As we moved farther down the reef slope, the coral and marine life resemble what was described by Laydoo, with the boulder brain and star corals occurring in deeper water:
“the forereef, characterized mainly by large boulder-type formation of brain and star coral slopes gently to merge with the sandy seafloor”
Mount Irvine Reef
Continuing east, one bay over from Buccoo is Mt Irvine Bay. The eastern section of the Mt Irvine Bay near the headland is one of the most popular surf spots on the island but below the waves is a well developed coral reef.
As you round the point into Back Bay, the reef structure ebbs and the fish frequent the rocky outcrops; the submerged cliff and crevices form a natural refuge for schools of juvenile fish. Sections of Mount Irvine reef still resemble Laydoo’s descriptions with conspicuous colonies of boulder brain and star corals, but large sections of reef slope have become over run by swaying soft coral plumes.
The most fascinating feature of this reef is the structure itself. It was amazing to peer through the lattice of the reef framework. At 10 m depth at the top of the reef, I spied a network of tunnels and corridors extending at least another 10 m into the reef; a sort of reef underworld created by years and years of hard corals growing on top of each other. The fish used these secret passageways to escape my camera lens.
Arnos Vale Reef
Laydoo described the reefscape outside the bay consisting of submerged rocks and boulders with little hard coral growth. There may be something that naturally limits coral growth on these rocks, as they lack coral growth to today. Taking a closer look, you can find encrusting sponges, fire coral and sea fans coating surfaces of the rocks. The seascape is beautifully structured with rocky canyons and swim throughs where reef fish congregate.
Culloden reef is located north of Arnos Vale. The reef spreads out seaward from the two headlands of the bay and, connecting in the middle, creates a horseshoe shape. This unique reef system developed a spur and groove formation as a result of moderate wave energy moving along the coastline.

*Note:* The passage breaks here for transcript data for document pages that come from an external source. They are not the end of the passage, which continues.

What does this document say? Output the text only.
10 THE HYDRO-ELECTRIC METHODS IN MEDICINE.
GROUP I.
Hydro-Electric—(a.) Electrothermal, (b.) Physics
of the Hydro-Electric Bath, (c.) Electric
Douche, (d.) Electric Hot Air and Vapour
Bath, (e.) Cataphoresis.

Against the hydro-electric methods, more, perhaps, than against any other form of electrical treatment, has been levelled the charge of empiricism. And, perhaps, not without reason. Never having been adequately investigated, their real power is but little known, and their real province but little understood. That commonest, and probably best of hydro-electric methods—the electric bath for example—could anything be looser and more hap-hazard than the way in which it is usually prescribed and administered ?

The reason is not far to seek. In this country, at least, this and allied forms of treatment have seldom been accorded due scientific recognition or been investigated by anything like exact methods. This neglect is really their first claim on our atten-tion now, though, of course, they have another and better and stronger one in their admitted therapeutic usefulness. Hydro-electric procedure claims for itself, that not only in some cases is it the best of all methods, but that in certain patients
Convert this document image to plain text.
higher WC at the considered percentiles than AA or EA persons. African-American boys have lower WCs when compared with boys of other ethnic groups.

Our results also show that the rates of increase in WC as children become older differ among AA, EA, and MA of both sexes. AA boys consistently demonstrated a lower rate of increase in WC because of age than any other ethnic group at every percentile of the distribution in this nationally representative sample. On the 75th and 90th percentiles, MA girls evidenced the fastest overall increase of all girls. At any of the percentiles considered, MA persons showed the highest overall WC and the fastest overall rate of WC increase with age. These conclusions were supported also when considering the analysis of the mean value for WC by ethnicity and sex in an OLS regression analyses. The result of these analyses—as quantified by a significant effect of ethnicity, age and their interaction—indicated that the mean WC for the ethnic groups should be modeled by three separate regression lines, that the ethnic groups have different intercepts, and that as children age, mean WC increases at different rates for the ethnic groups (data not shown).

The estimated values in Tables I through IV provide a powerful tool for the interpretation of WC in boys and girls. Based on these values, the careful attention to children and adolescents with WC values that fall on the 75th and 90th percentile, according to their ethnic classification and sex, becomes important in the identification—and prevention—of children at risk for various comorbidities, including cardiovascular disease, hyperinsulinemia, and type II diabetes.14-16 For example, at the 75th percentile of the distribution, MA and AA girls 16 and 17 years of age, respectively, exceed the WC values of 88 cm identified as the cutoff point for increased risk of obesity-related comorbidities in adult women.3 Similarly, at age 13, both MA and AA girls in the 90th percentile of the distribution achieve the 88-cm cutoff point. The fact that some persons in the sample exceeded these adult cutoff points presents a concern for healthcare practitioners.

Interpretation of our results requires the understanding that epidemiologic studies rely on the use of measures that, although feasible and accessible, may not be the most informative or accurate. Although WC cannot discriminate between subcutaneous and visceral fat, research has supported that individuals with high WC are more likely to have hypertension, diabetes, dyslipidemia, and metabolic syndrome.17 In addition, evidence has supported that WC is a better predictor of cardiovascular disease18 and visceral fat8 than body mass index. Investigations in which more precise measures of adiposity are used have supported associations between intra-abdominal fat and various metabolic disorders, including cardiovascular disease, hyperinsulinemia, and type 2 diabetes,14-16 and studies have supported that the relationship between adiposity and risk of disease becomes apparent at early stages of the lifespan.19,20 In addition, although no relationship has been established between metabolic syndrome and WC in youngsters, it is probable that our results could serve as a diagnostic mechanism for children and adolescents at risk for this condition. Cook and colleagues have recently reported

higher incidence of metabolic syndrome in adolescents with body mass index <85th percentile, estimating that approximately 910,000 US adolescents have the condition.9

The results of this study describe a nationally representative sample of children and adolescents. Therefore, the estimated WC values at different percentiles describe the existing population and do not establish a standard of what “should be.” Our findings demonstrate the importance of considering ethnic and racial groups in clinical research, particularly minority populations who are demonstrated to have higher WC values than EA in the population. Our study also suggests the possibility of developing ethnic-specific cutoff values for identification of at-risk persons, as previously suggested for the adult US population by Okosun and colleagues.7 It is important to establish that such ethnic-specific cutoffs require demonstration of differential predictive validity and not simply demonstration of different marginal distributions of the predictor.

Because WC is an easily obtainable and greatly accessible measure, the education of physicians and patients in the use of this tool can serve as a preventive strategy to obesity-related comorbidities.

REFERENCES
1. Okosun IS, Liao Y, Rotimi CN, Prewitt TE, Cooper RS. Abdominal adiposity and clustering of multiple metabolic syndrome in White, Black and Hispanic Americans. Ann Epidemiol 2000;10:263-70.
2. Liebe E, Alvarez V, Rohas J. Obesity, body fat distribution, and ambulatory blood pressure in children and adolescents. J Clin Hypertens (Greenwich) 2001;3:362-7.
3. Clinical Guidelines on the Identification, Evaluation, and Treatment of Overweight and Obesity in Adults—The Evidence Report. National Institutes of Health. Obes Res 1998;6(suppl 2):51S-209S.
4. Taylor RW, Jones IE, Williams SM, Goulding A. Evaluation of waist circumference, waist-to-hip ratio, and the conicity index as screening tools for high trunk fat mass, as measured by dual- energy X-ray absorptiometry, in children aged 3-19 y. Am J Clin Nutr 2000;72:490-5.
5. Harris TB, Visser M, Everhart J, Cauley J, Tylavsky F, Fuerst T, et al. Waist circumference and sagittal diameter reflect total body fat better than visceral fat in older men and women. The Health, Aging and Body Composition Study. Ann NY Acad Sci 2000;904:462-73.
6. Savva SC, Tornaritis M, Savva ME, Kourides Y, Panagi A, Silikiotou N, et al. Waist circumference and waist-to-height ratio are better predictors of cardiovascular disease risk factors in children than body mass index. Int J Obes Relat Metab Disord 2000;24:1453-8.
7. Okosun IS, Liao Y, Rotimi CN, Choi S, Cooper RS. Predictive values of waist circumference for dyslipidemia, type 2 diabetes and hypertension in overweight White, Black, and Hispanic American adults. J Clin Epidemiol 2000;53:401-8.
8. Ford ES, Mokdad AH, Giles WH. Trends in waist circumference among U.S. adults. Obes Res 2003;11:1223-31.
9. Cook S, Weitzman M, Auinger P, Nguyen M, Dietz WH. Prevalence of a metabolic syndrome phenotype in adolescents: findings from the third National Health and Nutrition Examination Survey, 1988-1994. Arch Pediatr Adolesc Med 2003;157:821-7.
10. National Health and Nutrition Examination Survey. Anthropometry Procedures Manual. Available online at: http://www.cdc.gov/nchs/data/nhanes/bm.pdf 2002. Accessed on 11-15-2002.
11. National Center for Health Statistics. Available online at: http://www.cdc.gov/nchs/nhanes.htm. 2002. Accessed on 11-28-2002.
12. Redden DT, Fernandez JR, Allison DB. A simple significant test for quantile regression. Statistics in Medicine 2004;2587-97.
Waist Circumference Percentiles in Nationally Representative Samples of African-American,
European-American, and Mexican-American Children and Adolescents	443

This reef features spurs that spread out like fingers along the seafloor because of the growth and accumulation of hard corals. In between the spurs are narrow sand channels where dissipating wave energy moves sediment and rubble down the slopes to collect in these grooves. Laydoo remarked on the pristine conditions of corals that made up the spurs of Culloden Reef compared to other reefs on the island, with the presence of fish and shark life that gather in the grooves. He recommended that Culloden Reef be designated as a scientific reserve to be studied further.
Today the reef structure is still impressive and while some hard corals continue to grow along the spurs, there is now heavy competition with the sea fans and rods that overshadow and scour the star boulder corals. We did not find any sharks in the sandy grooves, instead a hoard of lionfish lurking under coral overhangs.
Laydoo, R. S. (1991) A Guide to the coral reefs of Tobago, Institute of Marine Affairs.